If you’re saying to yourself, my children would never eat those things, well, that’s what I thought too! But here’s what happened to us. Before Taiwan, for over a year, the only green things my children would eat were avocados and grapes. Any other green thing we got into their bodies was through hiding it, blending it with apple/pineapple juice or through sheer luck that ended the next day. Eating green vegetables was a struggle that I lost nearly everyday. Until they started going to school in Taiwan.
It began one day when they saw stir-fried spinach on the dinner table, B said, “We eat that at school, too!” And then proceeded to eat big bites of it (along with rice, fish, soup, etc). They would say things like, “I love to eat broccoli!” And fight over who gets the last one on the plate. Since Taiwan, eating vegetables is no longer a struggle in this house. Last night, we had marinated cucumbers. B looked in the bowl and said, “I want the biggest one.”

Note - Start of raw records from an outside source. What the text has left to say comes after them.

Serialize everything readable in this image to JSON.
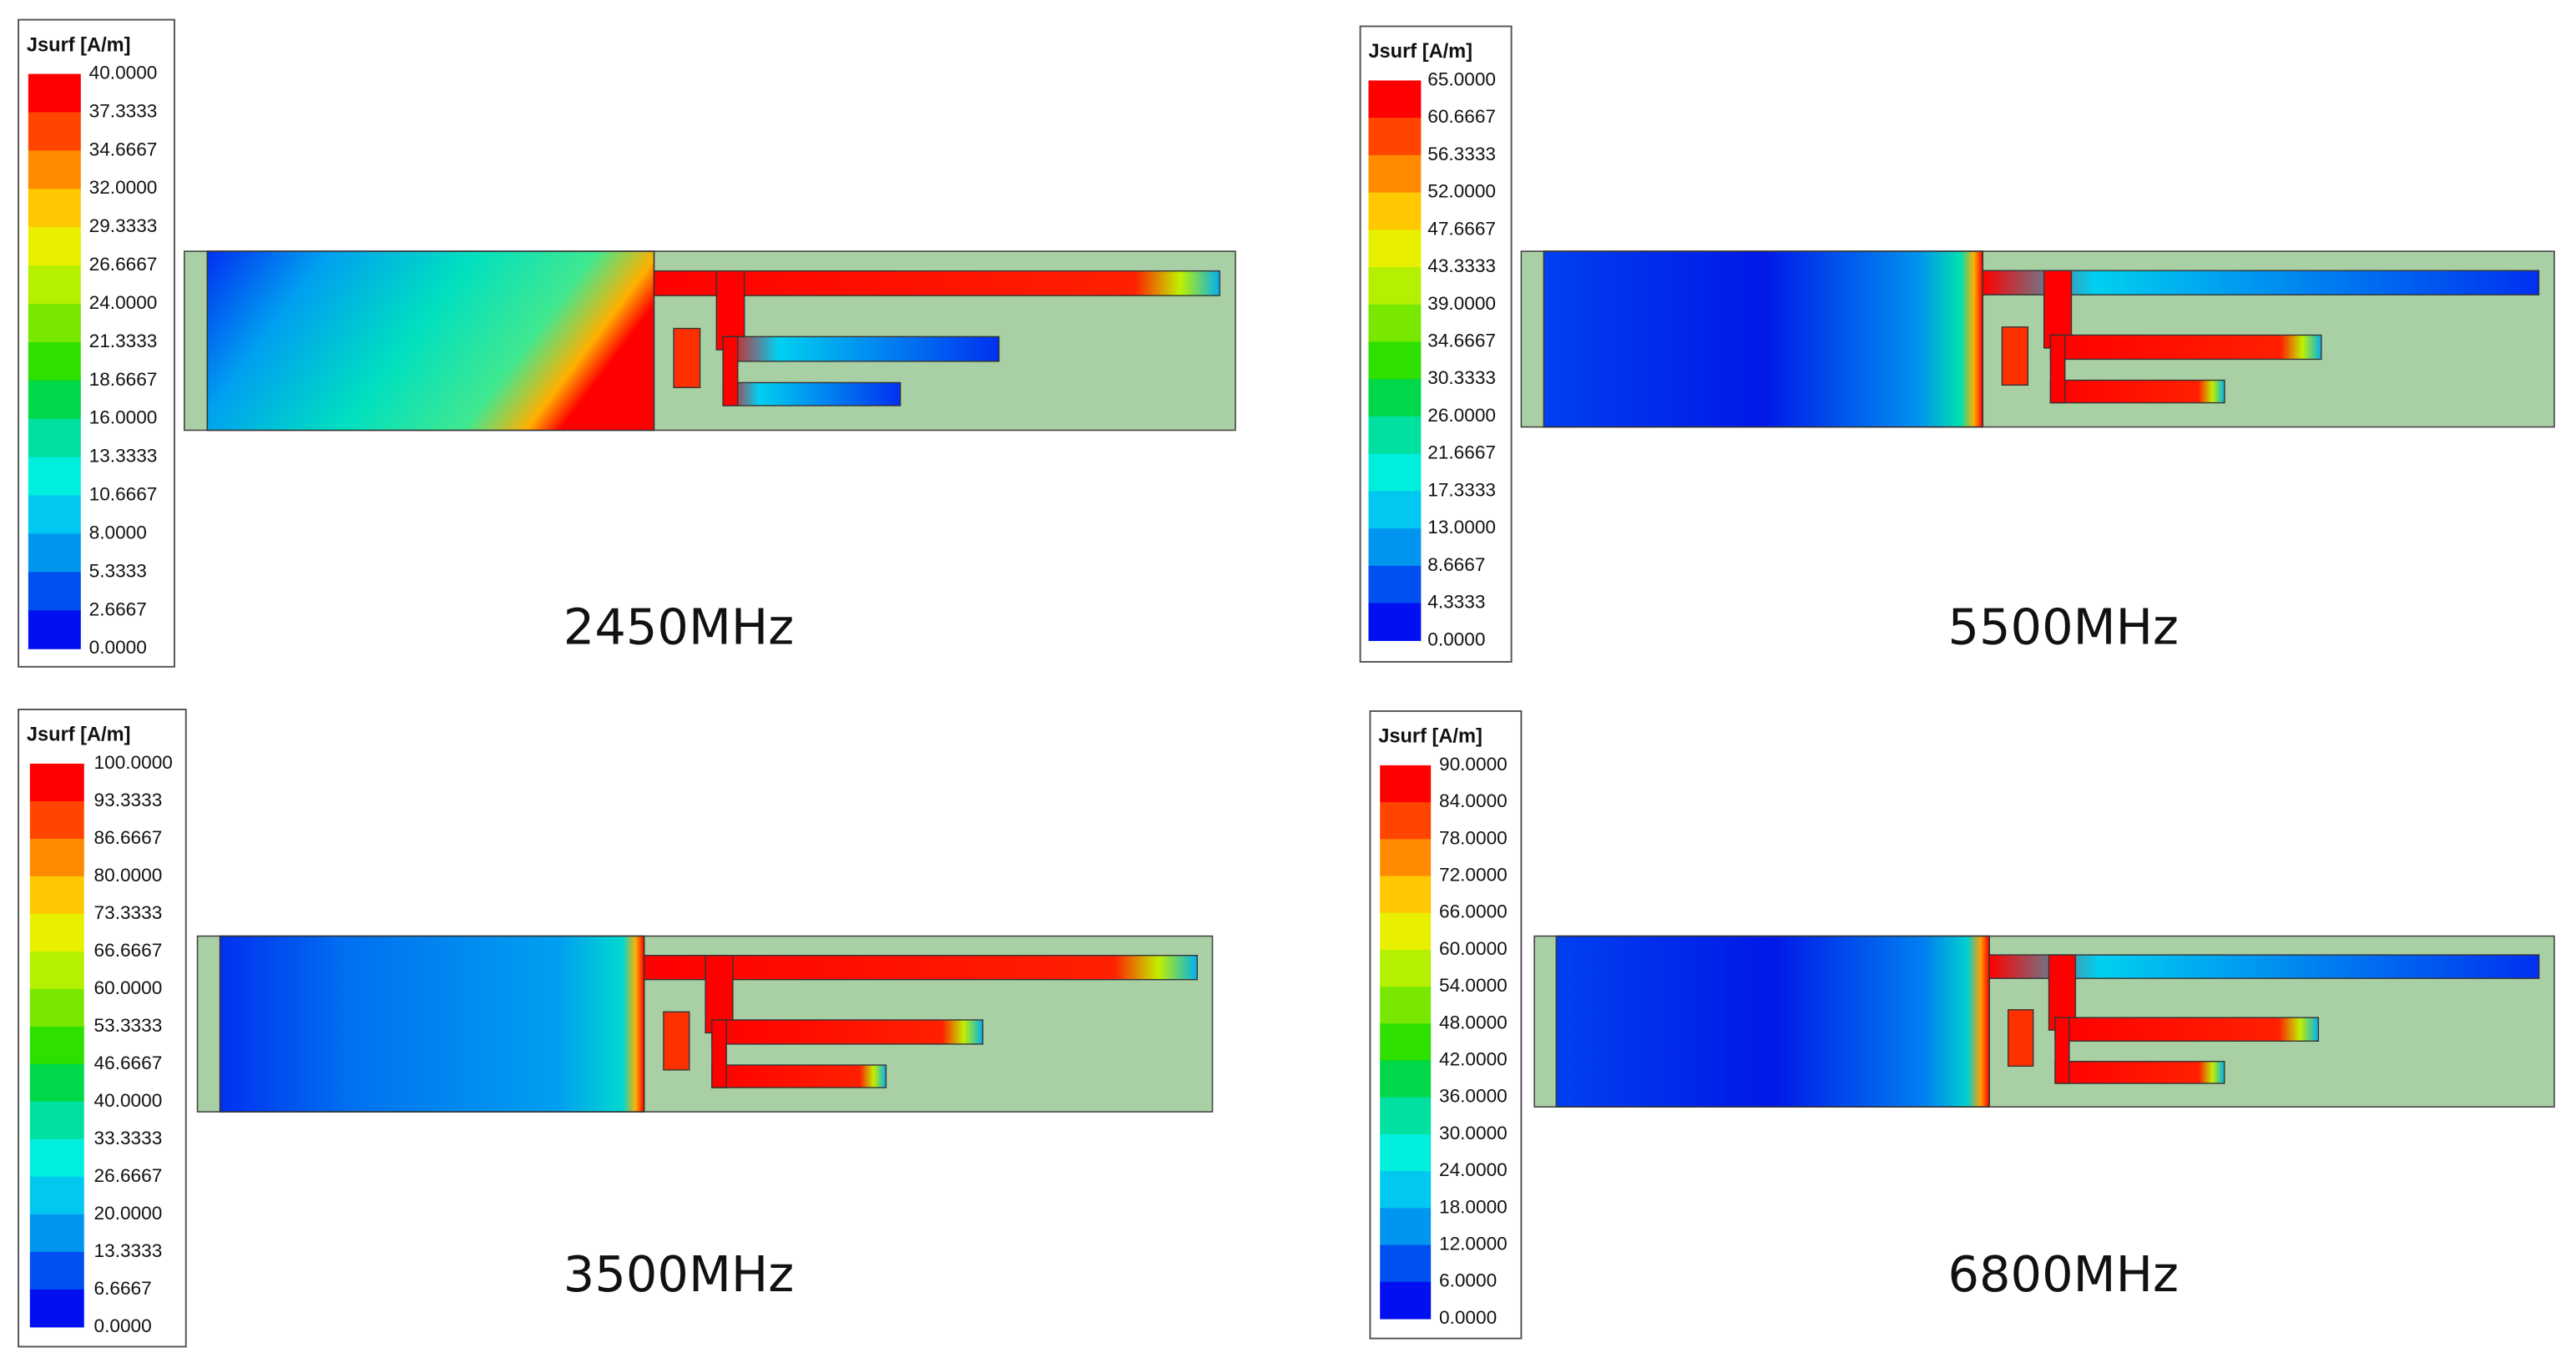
{
  "panels": [
    {
      "legend_title": "Jsurf [A/m]",
      "legend_labels": [
        "40.0000",
        "37.3333",
        "34.6667",
        "32.0000",
        "29.3333",
        "26.6667",
        "24.0000",
        "21.3333",
        "18.6667",
        "16.0000",
        "13.3333",
        "10.6667",
        "8.0000",
        "5.3333",
        "2.6667",
        "0.0000"
      ],
      "frequency": "2450MHz"
    },
    {
      "legend_title": "Jsurf [A/m]",
      "legend_labels": [
        "65.0000",
        "60.6667",
        "56.3333",
        "52.0000",
        "47.6667",
        "43.3333",
        "39.0000",
        "34.6667",
        "30.3333",
        "26.0000",
        "21.6667",
        "17.3333",
        "13.0000",
        "8.6667",
        "4.3333",
        "0.0000"
      ],
      "frequency": "5500MHz"
    },
    {
      "legend_title": "Jsurf [A/m]",
      "legend_labels": [
        "100.0000",
        "93.3333",
        "86.6667",
        "80.0000",
        "73.3333",
        "66.6667",
        "60.0000",
        "53.3333",
        "46.6667",
        "40.0000",
        "33.3333",
        "26.6667",
        "20.0000",
        "13.3333",
        "6.6667",
        "0.0000"
      ],
      "frequency": "3500MHz"
    },
    {
      "legend_title": "Jsurf [A/m]",
      "legend_labels": [
        "90.0000",
        "84.0000",
        "78.0000",
        "72.0000",
        "66.0000",
        "60.0000",
        "54.0000",
        "48.0000",
        "42.0000",
        "36.0000",
        "30.0000",
        "24.0000",
        "18.0000",
        "12.0000",
        "6.0000",
        "0.0000"
      ],
      "frequency": "6800MHz"
    }
  ]
}
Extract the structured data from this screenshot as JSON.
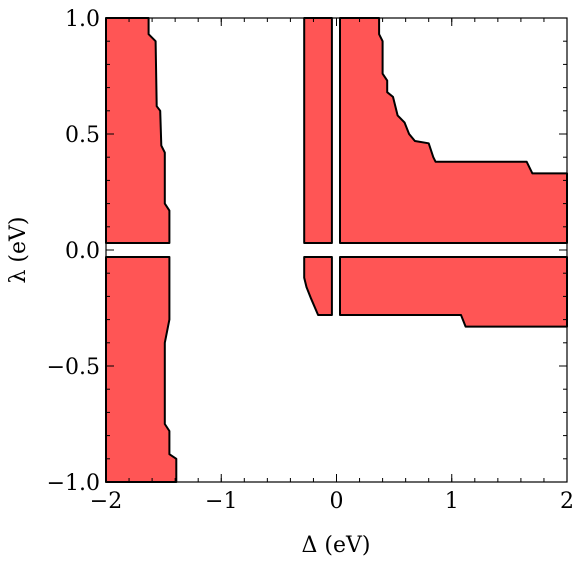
{
  "chart_data": {
    "type": "region",
    "xlabel": "Δ (eV)",
    "ylabel": "λ (eV)",
    "xlim": [
      -2,
      2
    ],
    "ylim": [
      -1,
      1
    ],
    "x_ticks": [
      {
        "value": -2,
        "label": "−2"
      },
      {
        "value": -1,
        "label": "−1"
      },
      {
        "value": 0,
        "label": "0"
      },
      {
        "value": 1,
        "label": "1"
      },
      {
        "value": 2,
        "label": "2"
      }
    ],
    "y_ticks": [
      {
        "value": -1,
        "label": "−1.0"
      },
      {
        "value": -0.5,
        "label": "−0.5"
      },
      {
        "value": 0,
        "label": "0.0"
      },
      {
        "value": 0.5,
        "label": "0.5"
      },
      {
        "value": 1,
        "label": "1.0"
      }
    ],
    "fill_color": "#ff5555",
    "regions": [
      {
        "name": "left-upper",
        "points": [
          [
            -2,
            1
          ],
          [
            -1.63,
            1
          ],
          [
            -1.63,
            0.93
          ],
          [
            -1.57,
            0.9
          ],
          [
            -1.56,
            0.62
          ],
          [
            -1.53,
            0.6
          ],
          [
            -1.52,
            0.45
          ],
          [
            -1.49,
            0.42
          ],
          [
            -1.49,
            0.2
          ],
          [
            -1.45,
            0.17
          ],
          [
            -1.45,
            0.03
          ],
          [
            -2,
            0.03
          ]
        ]
      },
      {
        "name": "left-lower",
        "points": [
          [
            -2,
            -0.03
          ],
          [
            -1.45,
            -0.03
          ],
          [
            -1.45,
            -0.3
          ],
          [
            -1.47,
            -0.35
          ],
          [
            -1.49,
            -0.4
          ],
          [
            -1.49,
            -0.75
          ],
          [
            -1.45,
            -0.78
          ],
          [
            -1.45,
            -0.88
          ],
          [
            -1.39,
            -0.9
          ],
          [
            -1.39,
            -1
          ],
          [
            -2,
            -1
          ]
        ]
      },
      {
        "name": "center-upper",
        "points": [
          [
            -0.28,
            1
          ],
          [
            -0.04,
            1
          ],
          [
            -0.04,
            0.03
          ],
          [
            -0.28,
            0.03
          ]
        ]
      },
      {
        "name": "center-lower",
        "points": [
          [
            -0.28,
            -0.03
          ],
          [
            -0.04,
            -0.03
          ],
          [
            -0.04,
            -0.28
          ],
          [
            -0.16,
            -0.28
          ],
          [
            -0.22,
            -0.21
          ],
          [
            -0.26,
            -0.16
          ],
          [
            -0.28,
            -0.12
          ]
        ]
      },
      {
        "name": "right-upper",
        "points": [
          [
            0.03,
            1
          ],
          [
            0.37,
            1
          ],
          [
            0.37,
            0.93
          ],
          [
            0.4,
            0.9
          ],
          [
            0.4,
            0.76
          ],
          [
            0.44,
            0.73
          ],
          [
            0.44,
            0.68
          ],
          [
            0.49,
            0.66
          ],
          [
            0.53,
            0.58
          ],
          [
            0.59,
            0.55
          ],
          [
            0.63,
            0.5
          ],
          [
            0.68,
            0.47
          ],
          [
            0.8,
            0.46
          ],
          [
            0.84,
            0.4
          ],
          [
            0.86,
            0.38
          ],
          [
            1.65,
            0.38
          ],
          [
            1.7,
            0.33
          ],
          [
            2,
            0.33
          ],
          [
            2,
            0.03
          ],
          [
            0.03,
            0.03
          ]
        ]
      },
      {
        "name": "right-lower",
        "points": [
          [
            0.03,
            -0.03
          ],
          [
            2,
            -0.03
          ],
          [
            2,
            -0.33
          ],
          [
            1.12,
            -0.33
          ],
          [
            1.08,
            -0.28
          ],
          [
            0.03,
            -0.28
          ]
        ]
      }
    ]
  }
}
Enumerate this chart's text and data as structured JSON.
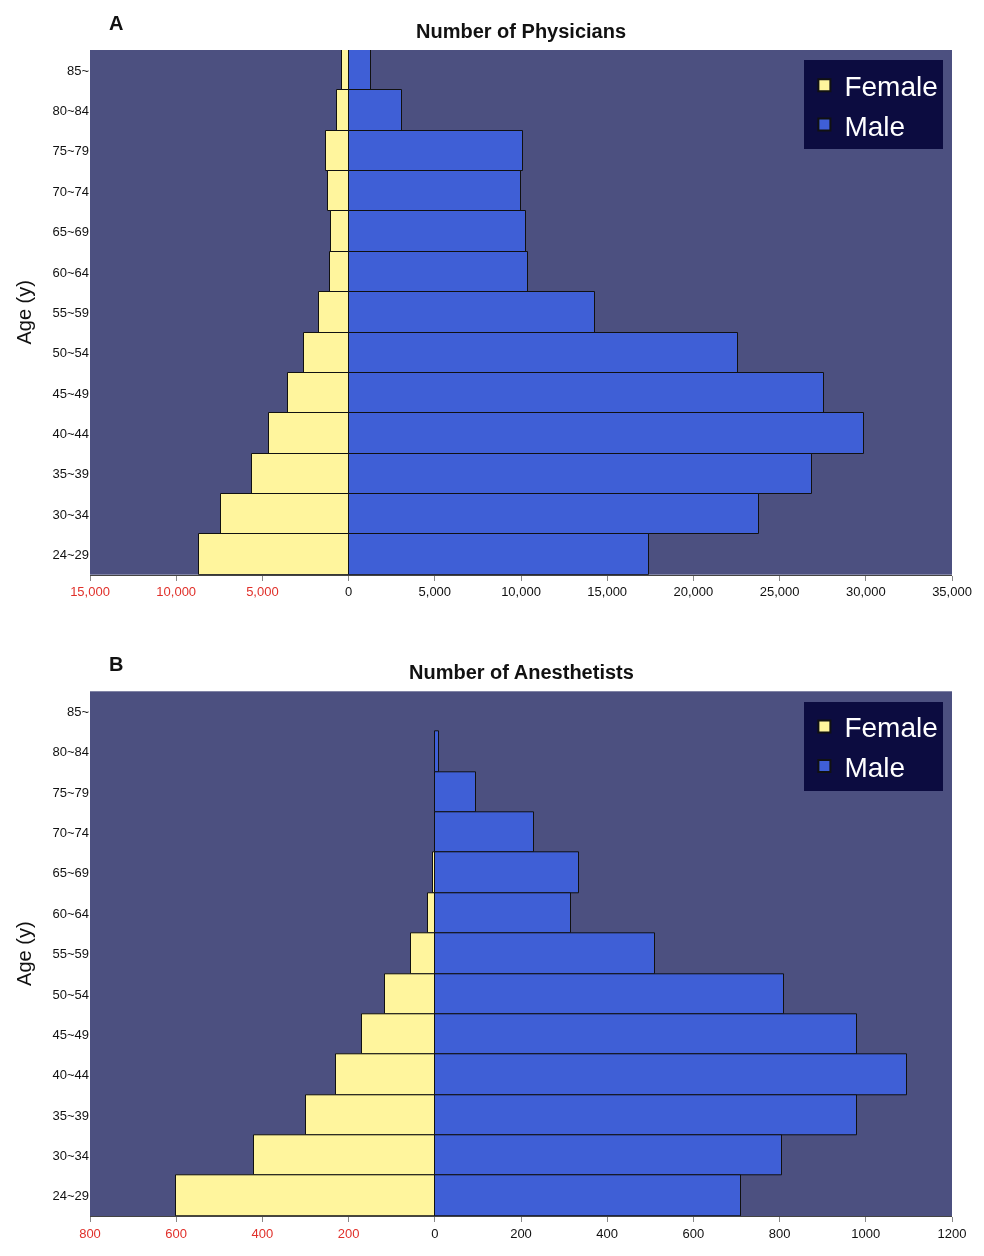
{
  "chart_data": [
    {
      "type": "bar",
      "orientation": "horizontal",
      "stacked": true,
      "title": "Number of Physicians",
      "ylabel": "Age (y)",
      "annotations": [
        "A"
      ],
      "categories": [
        "85~",
        "80~84",
        "75~79",
        "70~74",
        "65~69",
        "60~64",
        "55~59",
        "50~54",
        "45~49",
        "40~44",
        "35~39",
        "30~34",
        "24~29"
      ],
      "series": [
        {
          "name": "Female",
          "color": "#fff59d",
          "values": [
            -400,
            -700,
            -1300,
            -1200,
            -1000,
            -1100,
            -1700,
            -2600,
            -3500,
            -4600,
            -5600,
            -7400,
            -8700
          ]
        },
        {
          "name": "Male",
          "color": "#3f5fd6",
          "values": [
            1300,
            3100,
            10100,
            10000,
            10300,
            10400,
            14300,
            22600,
            27600,
            29900,
            26900,
            23800,
            17400
          ]
        }
      ],
      "xlim": [
        -15000,
        35000
      ],
      "xticks": [
        {
          "value": -15000,
          "label": "15,000"
        },
        {
          "value": -10000,
          "label": "10,000"
        },
        {
          "value": -5000,
          "label": "5,000"
        },
        0,
        {
          "value": 5000,
          "label": "5,000"
        },
        {
          "value": 10000,
          "label": "10,000"
        },
        {
          "value": 15000,
          "label": "15,000"
        },
        {
          "value": 20000,
          "label": "20,000"
        },
        {
          "value": 25000,
          "label": "25,000"
        },
        {
          "value": 30000,
          "label": "30,000"
        },
        {
          "value": 35000,
          "label": "35,000"
        }
      ],
      "legend": "top right",
      "grid": false
    },
    {
      "type": "bar",
      "orientation": "horizontal",
      "stacked": true,
      "title": "Number of Anesthetists",
      "ylabel": "Age (y)",
      "annotations": [
        "B"
      ],
      "categories": [
        "85~",
        "80~84",
        "75~79",
        "70~74",
        "65~69",
        "60~64",
        "55~59",
        "50~54",
        "45~49",
        "40~44",
        "35~39",
        "30~34",
        "24~29"
      ],
      "series": [
        {
          "name": "Female",
          "color": "#fff59d",
          "values": [
            0,
            0,
            0,
            null,
            -5,
            -15,
            -55,
            -115,
            -170,
            -230,
            -300,
            -420,
            -600
          ]
        },
        {
          "name": "Male",
          "color": "#3f5fd6",
          "values": [
            0,
            10,
            95,
            230,
            335,
            315,
            510,
            810,
            980,
            1095,
            980,
            805,
            710
          ]
        }
      ],
      "xlim": [
        -800,
        1200
      ],
      "xticks": [
        {
          "value": -800,
          "label": "800"
        },
        {
          "value": -600,
          "label": "600"
        },
        {
          "value": -400,
          "label": "400"
        },
        {
          "value": -200,
          "label": "200"
        },
        0,
        200,
        400,
        600,
        800,
        1000,
        1200
      ],
      "legend": "top right",
      "grid": false
    }
  ]
}
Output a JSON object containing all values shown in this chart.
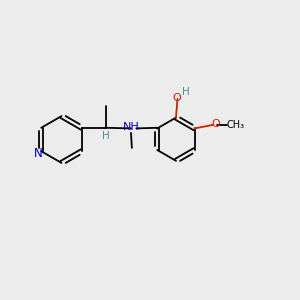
{
  "background_color": "#ececec",
  "bond_color": "#000000",
  "nitrogen_color": "#0000cc",
  "oxygen_color": "#cc2200",
  "oh_color": "#4a9090",
  "figsize": [
    3.0,
    3.0
  ],
  "dpi": 100,
  "xlim": [
    0,
    10
  ],
  "ylim": [
    0,
    10
  ]
}
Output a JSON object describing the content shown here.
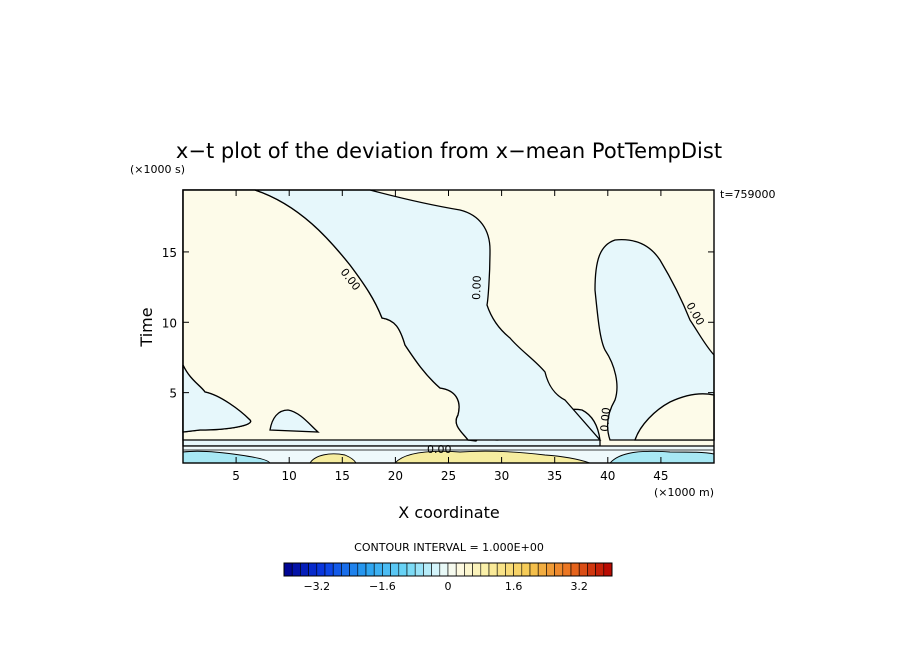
{
  "chart_data": {
    "type": "heatmap",
    "title": "x−t plot of the deviation from x−mean PotTempDist",
    "xlabel": "X coordinate",
    "ylabel": "Time",
    "x_unit": "(×1000 m)",
    "y_unit": "(×1000 s)",
    "time_stamp": "t=759000",
    "xlim": [
      0,
      50
    ],
    "ylim": [
      0,
      19.4
    ],
    "x_ticks": [
      "5",
      "10",
      "15",
      "20",
      "25",
      "30",
      "35",
      "40",
      "45"
    ],
    "y_ticks": [
      "5",
      "10",
      "15"
    ],
    "contour_interval_text": "CONTOUR INTERVAL = 1.000E+00",
    "contour_labels": [
      "0.00",
      "0.00",
      "0.00",
      "0.00",
      "0.00"
    ],
    "colorbar": {
      "min": -4.0,
      "max": 4.0,
      "step": 0.2,
      "tick_labels": [
        "−3.2",
        "−1.6",
        "0",
        "1.6",
        "3.2"
      ],
      "tick_values": [
        -3.2,
        -1.6,
        0,
        1.6,
        3.2
      ]
    },
    "regions": [
      {
        "sign": "positive",
        "description_value": 0.2
      },
      {
        "sign": "negative",
        "description_value": -0.2
      }
    ],
    "colors": {
      "positive_fill": "#fdfbe9",
      "negative_fill": "#e6f7fb",
      "strong_positive": "#f6eda0",
      "strong_negative": "#a8e8f4"
    }
  }
}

I don’t know how their teachers did this. I would hug and kiss them if it were appropriate. I’m immensely grateful, to say the least.
Young children have the Absorbent Mind. This means they unconsciously absorb everything in their environment easily and effortlessly. This includes food. If you give them chocolate and candy, they will eat that. If you give them fruits and nuts, they will eat that. If you give them gourmet meals with wild mushroom risotto and carrot soup, they will eat that.
I’d love to hear your experiences and thoughts on all of this. What do your children eat at school? How does it impact their food choices at home? Please share!